Which In-Person Mattress Tests Should You Do?
If you still want to sample the goods before settling on your final pick, Osmun recommends mimicking the same position you lie down in at home before you fall asleep. A 5- to 10-minute test allows you to temporarily gauge how the mattress will respond to your body. She also suggests moving around a bit to check out its overall responsiveness.
How Much to Expect to Pay for a Mattress
Memory foam: $800–$2,500
What Questions You Should Ask When Buying a Mattress
Get the details on the store’s or brand’s return, exchange, and refund policy in case you’re unsatisfied. You’ll also want to ask about care instructions, like how to clean your mattress, whether the brand recommends a protector or topper, and how long the mattress takes to fully break in. Keep in mind that the ones you test in the store have been subjected to others sitting or lying on them. A brand-new bed won’t feel the same—it’ll likely seem sturdier than those you tested, but will soften over time.

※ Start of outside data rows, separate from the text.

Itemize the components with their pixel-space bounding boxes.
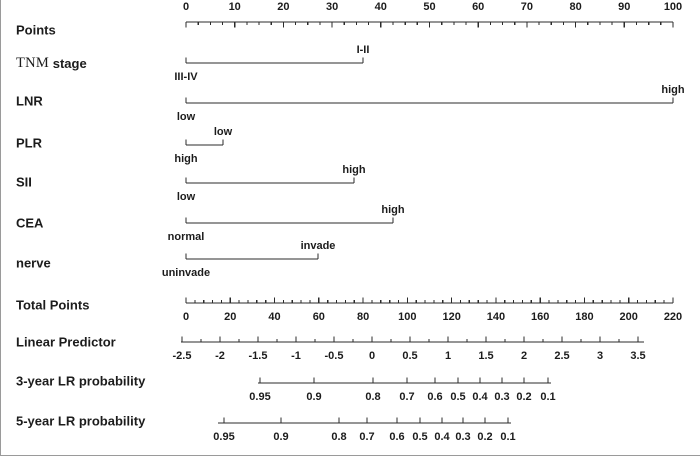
tick-label-linear-predictor: 1 [445,350,451,362]
tick-label-prob-3yr: 0.9 [306,391,321,403]
tick-label-linear-predictor: 3 [597,350,603,362]
nomogram-row-points: Points 0 10 20 30 40 50 60 70 80 90 100 [16,1,682,38]
tick-label-points: 30 [326,1,338,13]
tick-label-total-points: 60 [313,311,325,323]
nomogram-row-plr: PLR high low [16,126,233,165]
tick-label-points: 80 [569,1,581,13]
tick-label-linear-predictor: -1.5 [249,350,268,362]
category-label-tnm-stage-low: III-IV [174,71,198,83]
tick-label-total-points: 40 [268,311,280,323]
tick-label-linear-predictor: -2 [215,350,225,362]
category-label-cea-low: normal [168,231,205,243]
row-label-plr: PLR [16,136,43,151]
row-label-part: stage [49,56,87,71]
tick-label-total-points: 180 [575,311,593,323]
tick-label-points: 10 [229,1,241,13]
tick-label-linear-predictor: 0 [369,350,375,362]
tick-label-prob-5yr: 0.5 [412,431,427,443]
tick-label-prob-5yr: 0.6 [389,431,404,443]
tick-label-linear-predictor: -2.5 [173,350,192,362]
tick-label-prob-5yr: 0.4 [434,431,450,443]
row-label-prob-5yr: 5-year LR probability [16,414,146,429]
row-label-part: TNM [16,55,49,71]
tick-label-points: 70 [521,1,533,13]
tick-label-linear-predictor: -0.5 [325,350,344,362]
category-label-cea-high: high [381,204,404,216]
category-label-nerve-high: invade [301,240,336,252]
tick-label-prob-5yr: 0.7 [359,431,374,443]
tick-label-points: 50 [423,1,435,13]
nomogram-row-linear-predictor: Linear Predictor -2.5 -2 -1.5 -1 -0.5 0 0.5 1 1.5… [16,335,646,363]
tick-label-prob-3yr: 0.6 [427,391,442,403]
tick-label-prob-3yr: 0.3 [494,391,509,403]
category-label-plr-low: high [174,153,197,165]
nomogram-row-sii: SII low high [16,164,366,203]
tick-label-prob-3yr: 0.1 [540,391,555,403]
nomogram-row-prob-3yr: 3-year LR probability 0.95 0.9 0.8 0.7 0.6 0.5… [16,374,556,404]
tick-label-prob-3yr: 0.95 [249,391,270,403]
tick-label-total-points: 20 [224,311,236,323]
row-label-tnm-stage: TNM stage [16,55,87,71]
category-label-sii-high: high [342,164,365,176]
category-label-lnr-low: low [177,111,196,123]
tick-label-prob-3yr: 0.4 [472,391,488,403]
tick-label-total-points: 160 [531,311,549,323]
tick-label-total-points: 220 [664,311,682,323]
tick-label-points: 20 [277,1,289,13]
category-label-plr-high: low [214,126,233,138]
tick-label-prob-5yr: 0.9 [273,431,288,443]
nomogram-row-cea: CEA normal high [16,204,405,243]
tick-label-points: 40 [375,1,387,13]
tick-label-points: 90 [618,1,630,13]
tick-label-total-points: 140 [487,311,505,323]
tick-label-total-points: 80 [357,311,369,323]
tick-label-total-points: 0 [183,311,189,323]
category-label-tnm-stage-high: I-II [357,44,370,56]
category-label-nerve-low: uninvade [162,267,210,279]
tick-label-linear-predictor: 1.5 [478,350,493,362]
tick-label-linear-predictor: 0.5 [402,350,417,362]
row-label-prob-3yr: 3-year LR probability [16,374,146,389]
row-label-sii: SII [16,175,32,190]
tick-label-total-points: 100 [398,311,416,323]
tick-label-points: 0 [183,1,189,13]
nomogram-row-lnr: LNR low high [16,84,685,123]
tick-label-linear-predictor: 3.5 [630,350,645,362]
tick-label-prob-5yr: 0.2 [477,431,492,443]
tick-label-prob-5yr: 0.1 [500,431,515,443]
tick-label-linear-predictor: 2 [521,350,527,362]
row-label-nerve: nerve [16,256,51,271]
tick-label-prob-3yr: 0.2 [516,391,531,403]
nomogram-row-tnm-stage: TNM stage III-IV I-II [16,44,369,83]
category-label-sii-low: low [177,191,196,203]
tick-label-linear-predictor: -1 [291,350,301,362]
tick-label-prob-3yr: 0.5 [450,391,465,403]
nomogram-row-prob-5yr: 5-year LR probability 0.95 0.9 0.8 0.7 0.6 0.5… [16,414,516,444]
row-label-points: Points [16,23,56,38]
nomogram-row-total-points: Total Points 0 20 40 60 80 100 120 140 160 180 200 2… [16,297,682,323]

According to Osmun, you haven’t covered all the bases until you’ve reviewed the mattress’s warranty. “Aside from its length, ask about what damage and defects the warranty covers,” she says. “For example, how deep a permanent impression must be in a mattress to qualify for warranty coverage varies from brand to brand.”
And if you’re not sold after a quick lie-down inspection, request a sleep trial—ideally one that’s “risk-free” so you won’t be held liable for any damages or hidden return fees, Osmun advises. In some instances, retailers will allow you to try out your mattress to see if it holds up as well in your home as it does in the store.